Porcelain Raft - Microclimate

Pitchfork 67

Since he first started putting out solo singles as Porcelain Raft in 2010, former Sunny Day Sets Fire frontman Mauro Remiddi has built a career on an indie/electro/dreampop blend so smooth it often obscures his songwriting gifts. With Microclimate, his third Porcelain Raft full-length, Remiddi grows as a songwriter/arranger while refining the subtlety of his approach. Of course, the problem with subtlety is that it’s not particularly noticeable when you get better at it. So when you compare Microclimate to 2015’s Half Awake EP, 2013’s Permanent Signal, and his 2012 full-length debut Strange Weekend, Remiddi doesn’t appear to be offering much of anything new.

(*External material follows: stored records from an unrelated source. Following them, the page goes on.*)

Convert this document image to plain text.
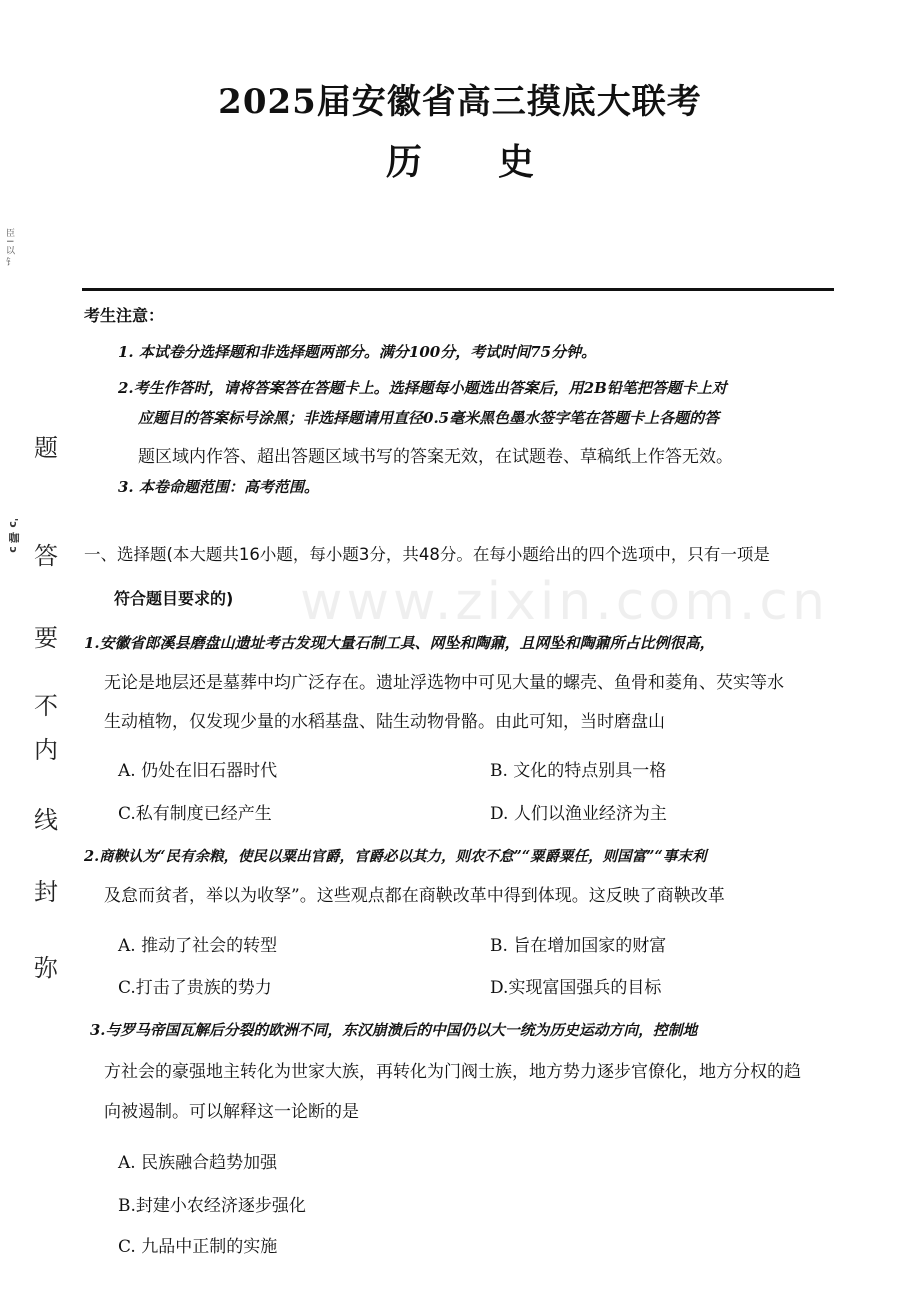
臣 I 以 钅
'ɔ 咖 ɔ
题
答
要
不
内
线
封
弥
2025届安徽省高三摸底大联考
历 史
考生注意：
1. 本试卷分选择题和非选择题两部分。满分100分，考试时间75分钟。
2.考生作答时，请将答案答在答题卡上。选择题每小题选出答案后，用2B铅笔把答题卡上对
应题目的答案标号涂黑；非选择题请用直径0.5毫米黑色墨水签字笔在答题卡上各题的答
题区域内作答、超出答题区域书写的答案无效，在试题卷、草稿纸上作答无效。
3. 本卷命题范围：高考范围。
一、选择题(本大题共16小题，每小题3分，共48分。在每小题给出的四个选项中，只有一项是
符合题目要求的) www.zixin.com.cn
1.安徽省郎溪县磨盘山遗址考古发现大量石制工具、网坠和陶鼐，且网坠和陶鼐所占比例很高，
无论是地层还是墓葬中均广泛存在。遗址浮选物中可见大量的螺壳、鱼骨和菱角、芡实等水
生动植物，仅发现少量的水稻基盘、陆生动物骨骼。由此可知，当时磨盘山
A. 仍处在旧石器时代	B. 文化的特点别具一格
C.私有制度已经产生	D. 人们以渔业经济为主
2.商鞅认为“民有余粮，使民以粟出官爵，官爵必以其力，则农不怠”“粟爵粟任，则国富”“事末利
及怠而贫者，举以为收孥”。这些观点都在商鞅改革中得到体现。这反映了商鞅改革
A. 推动了社会的转型	B. 旨在增加国家的财富
C.打击了贵族的势力	D.实现富国强兵的目标
3.与罗马帝国瓦解后分裂的欧洲不同，东汉崩溃后的中国仍以大一统为历史运动方向，控制地
方社会的豪强地主转化为世家大族，再转化为门阀士族，地方势力逐步官僚化，地方分权的趋
向被遏制。可以解释这一论断的是
A. 民族融合趋势加强
B.封建小农经济逐步强化
C. 九品中正制的实施
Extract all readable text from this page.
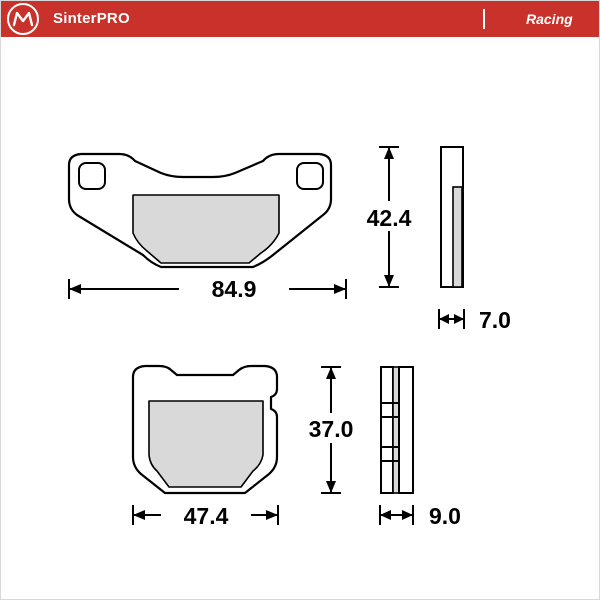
SinterPRO	Racing
84.9
42.4
7.0
47.4
37.0
9.0
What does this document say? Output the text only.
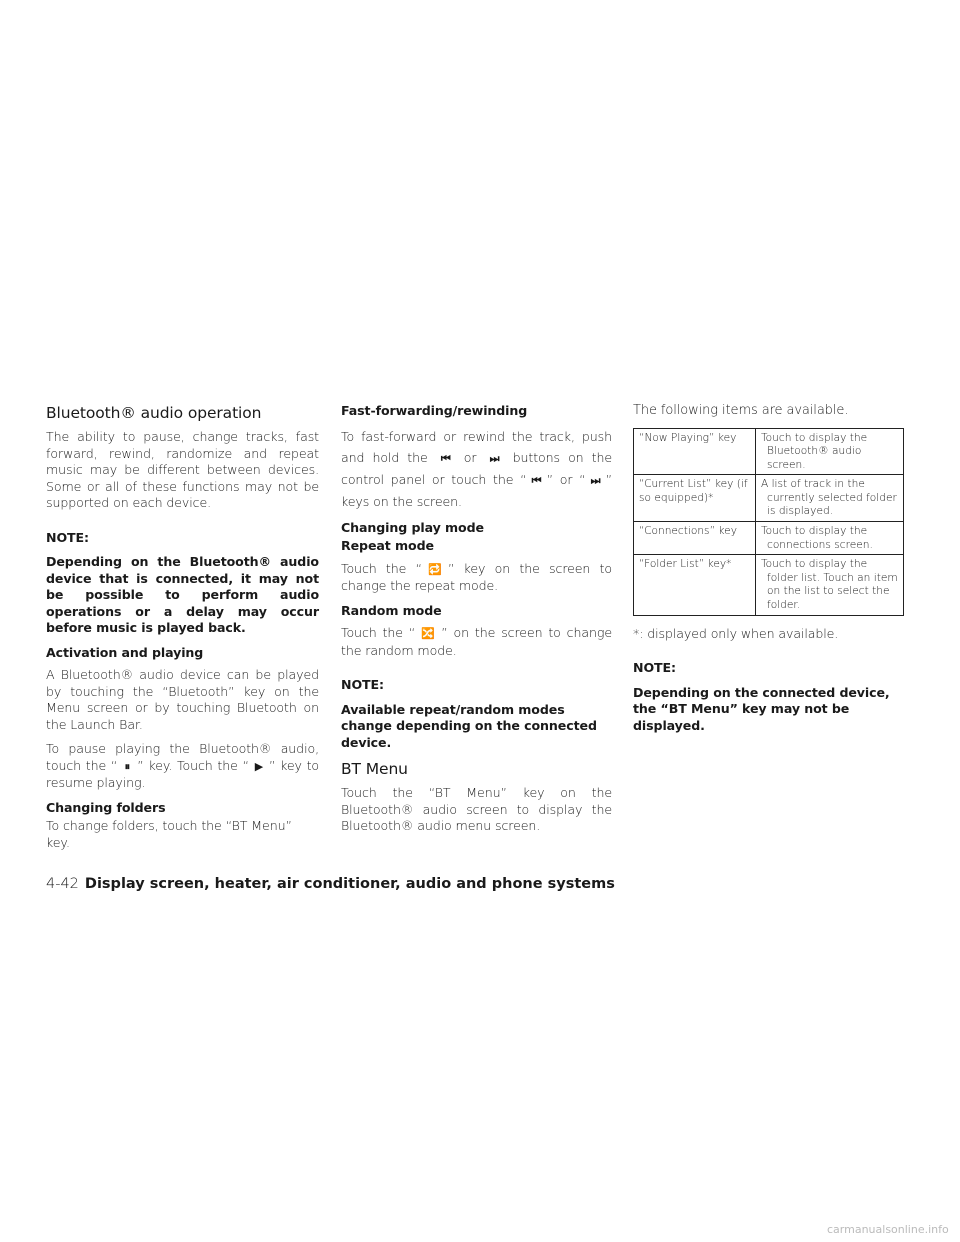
Bluetooth® audio operation

The ability to pause, change tracks, fast forward, rewind, randomize and repeat music may be different between devices. Some or all of these functions may not be supported on each device.

NOTE:

Depending on the Bluetooth® audio device that is connected, it may not be possible to perform audio operations or a delay may occur before music is played back.

Activation and playing

A Bluetooth® audio device can be played by touching the “Bluetooth” key on the Menu screen or by touching Bluetooth on the Launch Bar.

To pause playing the Bluetooth® audio, touch the “ ⏸ ” key. Touch the “ ▶ ” key to resume playing.

Changing folders

To change folders, touch the “BT Menu” key.

Fast-forwarding/rewinding

To fast-forward or rewind the track, push and hold the ⏮ or ⏭ buttons on the control panel or touch the “ ⏮ ” or “ ⏭ ” keys on the screen.

Changing play mode

Repeat mode

Touch the “ 🔁 ” key on the screen to change the repeat mode.

Random mode

Touch the “ 🔀 ” on the screen to change the random mode.

NOTE:

Available repeat/random modes change depending on the connected device.

BT Menu

Touch the “BT Menu” key on the Bluetooth® audio screen to display the Bluetooth® audio menu screen.

The following items are available.

“Now Playing” key	Touch to display the Bluetooth® audio screen.
“Current List” key (if so equipped)*	A list of track in the currently selected folder is displayed.
“Connections” key	Touch to display the connections screen.
“Folder List” key*	Touch to display the folder list. Touch an item on the list to select the folder.

*: displayed only when available.

NOTE:

Depending on the connected device, the “BT Menu” key may not be displayed.

4-42 Display screen, heater, air conditioner, audio and phone systems
carmanualsonline.info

Like those previous releases, the sense of space on Microclimate is so vast and full that it’s as if Remiddi and mixing engineer Chris Coady meant for the music to be projected across a fluffy cloudscape that stretches for miles. The wide-angle scope of the music can sometimes engulf its central figure, especially as he relies more heavily on soft electronic beats and plush reverbs. On skittering numbers like “Distant Shore” and “Kookaburra,” for example, Remiddi recaptures the vibe of “West End Girls”-era Pet Shop Boys—but it takes multiple listens to notice that he’s managed to do so in his own image.

If, say, Remiddi dressed these tunes in stripped-down arrangements centered around piano or acoustic guitar (as he does at the beginning of “Kookaburra”), the somewhat oddly-shaped relationship between his chord progressions and melodies would occupy center stage. Instead, you get songs like “Rising,” where the quietly moving parts nearly drown in a kind of auditory soup.

On the other hand, wading through all the heavy layers of atmosphere to discern the song at the core of each track is one of Microclimate's rewards. Like the last two albums, Microclimate was heavily inspired by locale—this time, the California desert. Remiddi has expressed both a romantic fascination for place and a sense of rootlessness in the past. Lyrically, the new material covers very little new ground with its airbrushed images of distant shores, breezes, trees. For a person who has worked as a circus musician and shaken hands with Kim Jong-un, Remiddi’s lyrics don't disclose much. On “Big Sur,” he implores an unspecified person to come “to another world” and “come on come on come on this way.” At the end of the song, he reassures us that “before you know it/all the answers are on the way.”

If the song asked more questions, perhaps the mystery of those answers would be more enticing. And when the album closes with the line “We are falling... falling into the sun” on “Zero Frames Per Second,” it would be nice to get a better sense for the kind of all-encompassing dissolution Remiddi wants to evoke. Nevertheless, as a pedal steel glimmers like setting sunlight reflecting over ocean waves on “Big Sur,” it's virtually impossible not to get nostalgic—even if you've never been to Big Sur. The music on Microclimate can be so potently affecting that the lack of lyrical precision ceases to matter.

“Microclimate” is the formal term for a set of climatic conditions that apply to a small ecosystem within a larger one. Remiddi chose the title as a way of signaling that he wanted each song to stand apart from the rest. Sure enough, each song pulls you into its own standalone “world,” so to speak. But because Remiddi also sustains an ear-pleasing flow between those songs, it may take a few listens to recognize and appreciate what an artistic success Microclimate actually is.